Ya nunca puedo dejar de pensar en ello. Apenas logro retirar de mi mente, durante un instante, aquella amalgama de imágenes inconexas, cuando encuentro que regresan a mí, incluso con mayor furor e ímpetu renovado. No dejo de tener en los labios el sabor salado del mar lleno de muerte, no dejo de sentir en mis oídos el estruendo y los gritos de dolor aunque fueran ajenos, no dejo de sentir miedo a despecho de la distancia aplastante en el tiempo. Nadie, salvo aquél que allí hubiera estado, podrá colegir a ciencia cierta lo que trato de explicar.

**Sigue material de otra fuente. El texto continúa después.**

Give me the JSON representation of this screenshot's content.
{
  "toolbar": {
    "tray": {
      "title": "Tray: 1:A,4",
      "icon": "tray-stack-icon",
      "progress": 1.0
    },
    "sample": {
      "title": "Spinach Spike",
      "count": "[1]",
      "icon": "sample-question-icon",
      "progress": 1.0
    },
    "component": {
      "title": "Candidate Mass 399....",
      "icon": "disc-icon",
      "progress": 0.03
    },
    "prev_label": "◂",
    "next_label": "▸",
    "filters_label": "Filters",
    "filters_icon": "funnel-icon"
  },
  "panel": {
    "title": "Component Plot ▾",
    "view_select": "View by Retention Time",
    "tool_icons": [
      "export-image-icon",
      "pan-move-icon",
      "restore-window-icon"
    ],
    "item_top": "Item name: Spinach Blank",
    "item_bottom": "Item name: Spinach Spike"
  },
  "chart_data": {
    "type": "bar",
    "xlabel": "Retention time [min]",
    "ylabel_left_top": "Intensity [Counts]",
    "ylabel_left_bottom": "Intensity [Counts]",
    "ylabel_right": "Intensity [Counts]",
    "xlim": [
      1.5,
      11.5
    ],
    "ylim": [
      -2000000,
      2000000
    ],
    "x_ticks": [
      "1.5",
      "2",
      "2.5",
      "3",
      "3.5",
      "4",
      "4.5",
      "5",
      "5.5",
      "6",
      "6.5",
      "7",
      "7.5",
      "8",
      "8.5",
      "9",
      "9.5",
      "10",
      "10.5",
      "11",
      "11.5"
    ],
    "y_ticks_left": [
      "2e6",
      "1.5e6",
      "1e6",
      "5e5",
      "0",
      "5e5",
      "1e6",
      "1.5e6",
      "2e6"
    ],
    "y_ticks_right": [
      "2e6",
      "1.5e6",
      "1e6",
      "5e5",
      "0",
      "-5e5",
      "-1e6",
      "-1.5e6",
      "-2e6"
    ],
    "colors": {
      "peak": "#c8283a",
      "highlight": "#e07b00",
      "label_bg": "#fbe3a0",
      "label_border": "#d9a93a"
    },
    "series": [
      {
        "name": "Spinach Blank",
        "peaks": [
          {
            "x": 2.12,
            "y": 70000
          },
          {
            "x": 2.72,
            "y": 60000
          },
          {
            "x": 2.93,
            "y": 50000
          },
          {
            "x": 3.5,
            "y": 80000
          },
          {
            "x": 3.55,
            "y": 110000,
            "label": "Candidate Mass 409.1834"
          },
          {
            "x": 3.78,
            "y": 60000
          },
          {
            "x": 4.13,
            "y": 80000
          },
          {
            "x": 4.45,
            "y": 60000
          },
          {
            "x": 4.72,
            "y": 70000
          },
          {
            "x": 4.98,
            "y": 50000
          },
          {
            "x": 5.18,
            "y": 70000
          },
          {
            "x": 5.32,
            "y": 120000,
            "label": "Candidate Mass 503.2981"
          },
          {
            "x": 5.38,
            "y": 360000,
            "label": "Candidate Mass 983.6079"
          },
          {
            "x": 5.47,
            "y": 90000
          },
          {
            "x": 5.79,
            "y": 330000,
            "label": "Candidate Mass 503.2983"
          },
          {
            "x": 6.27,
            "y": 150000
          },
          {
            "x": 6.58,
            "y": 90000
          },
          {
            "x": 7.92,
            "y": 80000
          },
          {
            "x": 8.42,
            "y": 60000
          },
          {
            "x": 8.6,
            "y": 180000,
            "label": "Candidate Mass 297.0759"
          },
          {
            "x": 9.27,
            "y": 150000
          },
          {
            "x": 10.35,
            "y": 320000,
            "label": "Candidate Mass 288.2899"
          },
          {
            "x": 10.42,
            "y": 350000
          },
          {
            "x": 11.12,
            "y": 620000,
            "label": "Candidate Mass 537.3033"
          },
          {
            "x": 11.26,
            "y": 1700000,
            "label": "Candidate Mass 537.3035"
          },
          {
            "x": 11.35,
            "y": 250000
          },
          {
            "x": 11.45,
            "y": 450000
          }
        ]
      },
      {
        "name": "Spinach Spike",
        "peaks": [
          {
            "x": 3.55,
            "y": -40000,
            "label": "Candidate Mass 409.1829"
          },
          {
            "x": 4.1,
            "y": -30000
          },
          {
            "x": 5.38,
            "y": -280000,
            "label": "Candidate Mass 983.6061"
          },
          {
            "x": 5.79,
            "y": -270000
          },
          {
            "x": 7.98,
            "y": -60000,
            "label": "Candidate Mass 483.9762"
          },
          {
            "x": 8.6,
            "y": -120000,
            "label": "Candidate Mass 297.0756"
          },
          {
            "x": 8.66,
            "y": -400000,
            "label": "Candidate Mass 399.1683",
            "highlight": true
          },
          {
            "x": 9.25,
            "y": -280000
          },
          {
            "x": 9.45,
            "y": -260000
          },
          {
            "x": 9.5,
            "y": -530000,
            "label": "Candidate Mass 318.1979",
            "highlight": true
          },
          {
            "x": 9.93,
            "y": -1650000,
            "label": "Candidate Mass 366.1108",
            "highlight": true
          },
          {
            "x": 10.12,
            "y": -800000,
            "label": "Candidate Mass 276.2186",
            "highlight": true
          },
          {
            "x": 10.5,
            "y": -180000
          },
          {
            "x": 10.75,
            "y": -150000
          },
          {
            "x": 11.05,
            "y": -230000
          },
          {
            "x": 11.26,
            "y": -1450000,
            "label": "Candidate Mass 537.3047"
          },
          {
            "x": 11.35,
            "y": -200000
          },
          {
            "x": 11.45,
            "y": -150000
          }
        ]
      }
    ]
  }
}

Soy Antonio del Rosario, 30 años, soldado raso de la 1º División de infantería Marina de Estados Unidos, veterano de guerra y condecorado en dos ocasiones por méritos al valor, pero, aún así, no puedo dejar de tener miedo. En realidad soy dominicano y no sé porqué rayos me metí al Army de este país. Acaso por pura alcahuetería. Quizá persiguiendo protagonismo. O talvez por el ansia irreprimible que siempre he tenido por demostrar una valentía que ya ni yo mismo endoso del todo.
La verdad es que si me preguntaran:
--Hey, Momo (así es que como me apodan) ¿y tu qué haces postulando la defensa de algo tan vil y rastrero como la causa gringa?, resueltamente diría:
--No lo sé.
2
La sensación que llevo perenne, como algo inherente a mis pensamientos, es resbaladiza, tan sutil e inquietante, como la presencia de una víbora acechando a la espalda. No la ves, pero sabes que está ahí y no puedes dejar de temerla. No puedes relajar los sentidos. No puedes comer, ni dormir, ni pensar, ni sentir sin dejar hueco al miedo.
Nada más tormentoso que estas imágenes que no solo taladran mi mente, sino que han abierto un hoyo insondable en mi espíritu, si es que aun conservo eso. Del espumarajo que recorre mis vísceras ya no me preocupo tanto, que con esa parte he tenido que comulgar desde siempre. Tantos amores contrariados me habían hecho un veterano en ese rubro.

3

Pues bien. Recuerdo perfectamente que no más poner pie en Afghanistán, en el sector denominado Zona Norte, donde estaban apostadas tropas de esa nación que propugnaban por nuestra misma causa, perdí a tres de los seis compañeros de pelotón. Fue en un abrir y cerrar de ojos, pero bastó para cambiarme por dentro el resto de mis días.
Uno fue pulverizado literalmente por la explosión de una granada, otro cayó azotado por las balas de una metralleta y el tercero, --del tercero aún me cuesta hablar--, pero diré que observé desde detrás de pequeña mata de coco, casi de manera ralentizada, cómo su cabeza, separada del cuerpo, se alzaba varios metros hacia el cielo para luego caer y seguir rodando por aquellas tierras desérticas como si de una pelota de béisbol se tratara. Con aquel joven había compartido incontables horas de confidencias. Horas de imponderable valor. Y por el azar del destino murió allí, como otros muchos imberbes que empezábamos a vivir sintiendo tan de cerca la muerte.
Lo siguiente será una digresión de lo que intento explicarles. Pero justo ahora, --y disculpen que los desvíe del hilo central--, me viene a la cabeza un soldado de mi misma compañía que solía dormir no más de dos o tres horas al día. Siempre estaba enfrascado en partidas de baraja aunque no tuviera un dólar que apostar; se escapaba del acuartelamiento para acompañar a jovencitas árabes, promiscuas como las que más (hasta esos servicios aparecen en plena guerra) y se emborrachaba una noche sí y la otra también. Ni con arrestos y castigos cedía en su actitud desproporcionada, y ésta me era del todo incompresible hasta que un día coincidiendo como jugador en una de sus partidas y observando como se jugaba cuanto tenía en una mano en la que llevaba todas las de perder, le pregunté:

—¿Por qué siempre vas contra corriente?

—Te equivocas —contestó él sorprendido—. Tengo que llenar mi vida de todo lo que esta puta guerra me va a robar, incluso de los años que me quedan para llegar a viejo.
Fue entonces cuando me miró con irritación y añadió:
—¿Acaso no sabes que a nuestra división la van a lanzar la primera contra esos talibanes de mierda?. ¿Acaso no sabes que eso significa que muchos vamos a morir, cuando no todos?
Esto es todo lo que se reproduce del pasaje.